Knowing all he had on his side were dexterity and speed, he lowered his head and drove his shoulder into Alvin's gut, knocking the larger man off balance.
A sudden shout warned him of Jack Ed's recovery. Spinning around, he barely had time to suck in his midsection before Jack Ed took a swipe at it with his infamous knife. He kicked the extended knife out of Jack Ed's hand, then gave him a quick chop in the Adam's apple with the edge of his hand. The ex-con toppled into a table; it crashed to the floor. Jack Ed sprawled beside it unconscious, lying in a puddle of spilled beer and broken glass.
Lucky came around again to confront Alvin. Looking like the provoked giant in a Grimm's tale, the former linebacker was crouched in an attack stance.
"Stop this!"
The woman was out of the booth. Hands on hips, she was furiously addressing both of them, though Lucky seemed the only one aware of her. Little Alvin's eyes were red with fury. His nostrils were receding and expanding like twin bellows.
"Get out of the way or you'll get hurt!" Lucky shouted to her.
"I want this to stop. You're behaving like—"
Little Alvin, giving her no more regard than he would a pesky housefly, flicked his hand at her, catching her lip and drawing blood. She fell backward.
"You son of a bitch," Lucky snarled. Any brute who would strike a woman didn't deserve a clean fight. Swinging up his booted foot, he viciously caught the other man in the crotch.
Instantly Little Alvin was stunned motionless, seemingly held upright by the gasps that rose from the onlookers. Then he clutched the injured area and dropped to his knees, rattling glassware throughout the building. At last, eyes crossing, he went over face first into the puddle of beer beside Jack Ed.
Lucky gulped in several cleansing breaths and tentatively dabbed at his swelling eye. Stiffly he approached the woman, who was attempting to stanch her bleeding lip with a paper napkin.
"You all right?"
She flung her head up and glared at him with vivid green eyes. Lucky, expecting tears, admiration, and gushing gratitude, was startled to see naked enmity on her face.
"Thanks a lot," she said sarcastically. "You were a big help."
"Wha—"
"Lucky," the bartender called to him, "here comes the sheriff."
Lucky blew out a gust of breath as he surveyed the damage the fight had caused. Overturned tables and chairs made the place look as if it had sustained storm damage. Broken glass, spilled beer, and capsized ashtrays had left a disgusting mess on the floor where two battered bodies still lay.

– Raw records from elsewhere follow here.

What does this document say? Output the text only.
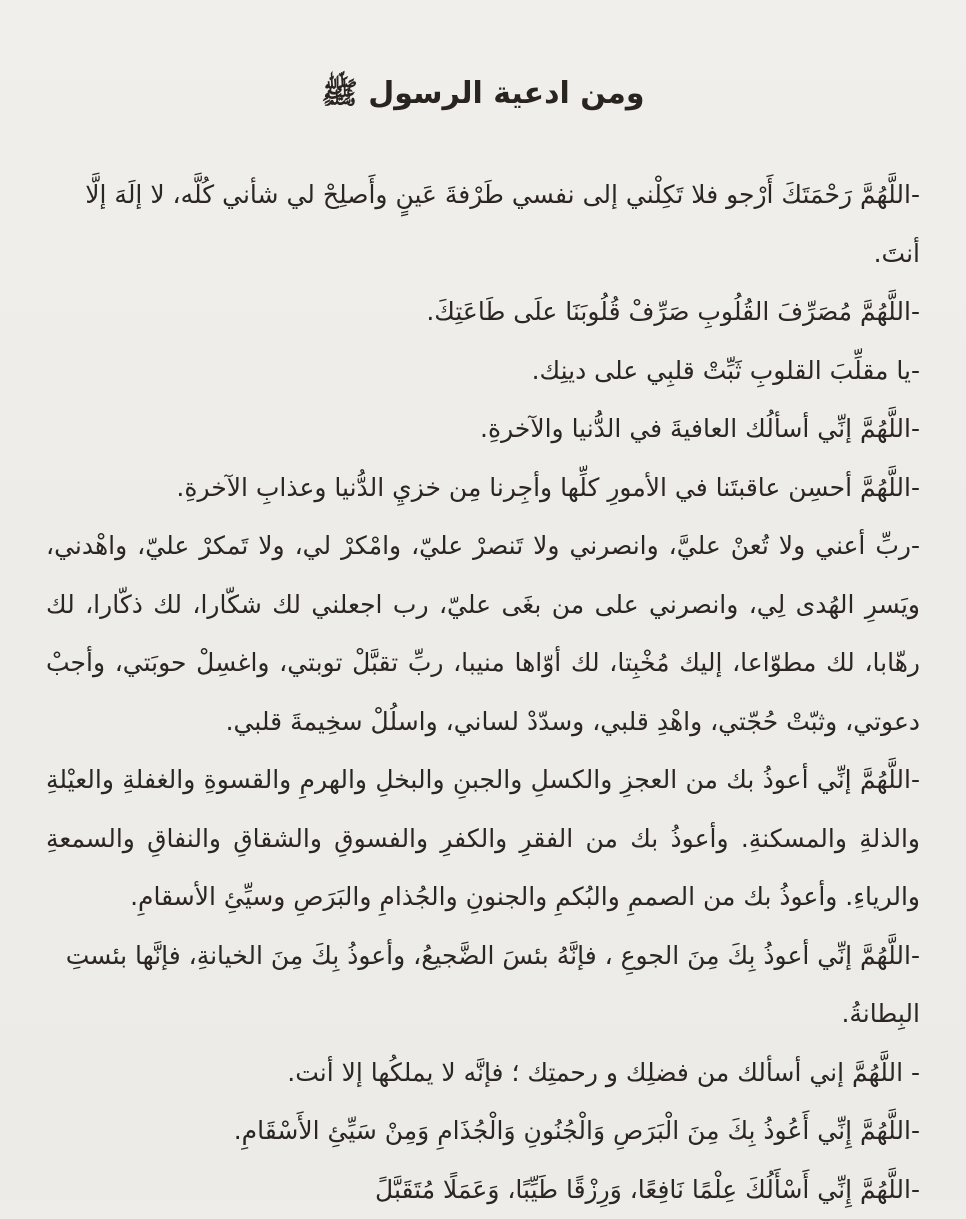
ومن ادعية الرسول ﷺ
-اللَّهُمَّ رَحْمَتَكَ أَرْجو فلا تَكِلْني إلى نفسي طَرْفةَ عَينٍ وأَصلِحْ لي شأني كُلَّه، لا إلَهَ إلَّا أنتَ.
-اللَّهُمَّ مُصَرِّفَ القُلُوبِ صَرِّفْ قُلُوبَنَا علَى طَاعَتِكَ.
-يا مقلِّبَ القلوبِ ثَبِّتْ قلبِي على دينِك.
-اللَّهُمَّ إنِّي أسألُك العافيةَ في الدُّنيا والآخرةِ.
-اللَّهُمَّ أحسِن عاقبتَنا في الأمورِ كلِّها وأجِرنا مِن خزيِ الدُّنيا وعذابِ الآخرةِ.
-ربِّ أعني ولا تُعنْ عليَّ، وانصرني ولا تَنصرْ عليّ، وامْكرْ لي، ولا تَمكرْ عليّ، واهْدني، ويَسرِ الهُدى لِي، وانصرني على من بغَى عليّ، رب اجعلني لك شكّارا، لك ذكّارا، لك رهّابا، لك مطوّاعا، إليك مُخْبِتا، لك أوّاها منيبا، ربِّ تقبَّلْ توبتي، واغسِلْ حوبَتي، وأجبْ دعوتي، وثبّتْ حُجّتي، واهْدِ قلبي، وسدّدْ لساني، واسلُلْ سخِيمةَ قلبي.
-اللَّهُمَّ إنِّي أعوذُ بك من العجزِ والكسلِ والجبنِ والبخلِ والهرمِ والقسوةِ والغفلةِ والعيْلةِ والذلةِ والمسكنةِ. وأعوذُ بك من الفقرِ والكفرِ والفسوقِ والشقاقِ والنفاقِ والسمعةِ والرياءِ. وأعوذُ بك من الصممِ والبُكمِ والجنونِ والجُذامِ والبَرَصِ وسيِّئِ الأسقامِ.
-اللَّهُمَّ إنِّي أعوذُ بِكَ مِنَ الجوعِ ، فإنَّهُ بئسَ الضَّجيعُ، وأعوذُ بِكَ مِنَ الخيانةِ، فإنَّها بئستِ البِطانةُ.
- اللَّهُمَّ إني أسألك من فضلِك و رحمتِك ؛ فإنَّه لا يملكُها إلا أنت.
-اللَّهُمَّ إِنِّي أَعُوذُ بِكَ مِنَ الْبَرَصِ وَالْجُنُونِ وَالْجُذَامِ وَمِنْ سَيِّئِ الأَسْقَامِ.
-اللَّهُمَّ إِنِّي أَسْأَلُكَ عِلْمًا نَافِعًا، وَرِزْقًا طَيِّبًا، وَعَمَلًا مُتَقَبَّلً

And the ungrateful tart, whose honor he had stupidly defended, was mad at him. Some days, no matter how hard you tried, nothing went right. Placing his hands on his hips, his head dropping forward, he muttered, "Hell."
* * *
Chapter 2
Sheriff Patrick Bush shook his head in dismay as he observed Little Alvin and Jack Ed. Alvin was rolling from side to side, groaning and clutching his groin; Jack Ed remained blessedly unconscious.
The sheriff maneuvered the matchstick from one corner of his mouth to the other and looked up at Lucky from beneath the wide brim of his Stetson. "Now, how come you went and did that to these boys, huh?"
"Might've known I'd get blamed for it," Lucky grumbled as he plowed his fingers through his thick hair, raking it off his forehead.
The sheriff pointed toward Lucky's middle.
"You hurt?"
Only then did Lucky notice that his shirt had been ripped and was hanging open. Jack Ed's knife had left a thin red arc across his stomach. "It's okay."
"Need an ambulance?"
"Hell, no." He swabbed at the trickle of blood with his tattered shirt.
"Start cleaning up this mess," the sheriff ordered his accompanying deputy. Turning to Lucky, he asked, "What happened?"
"They were coming on to her, and she didn't like it."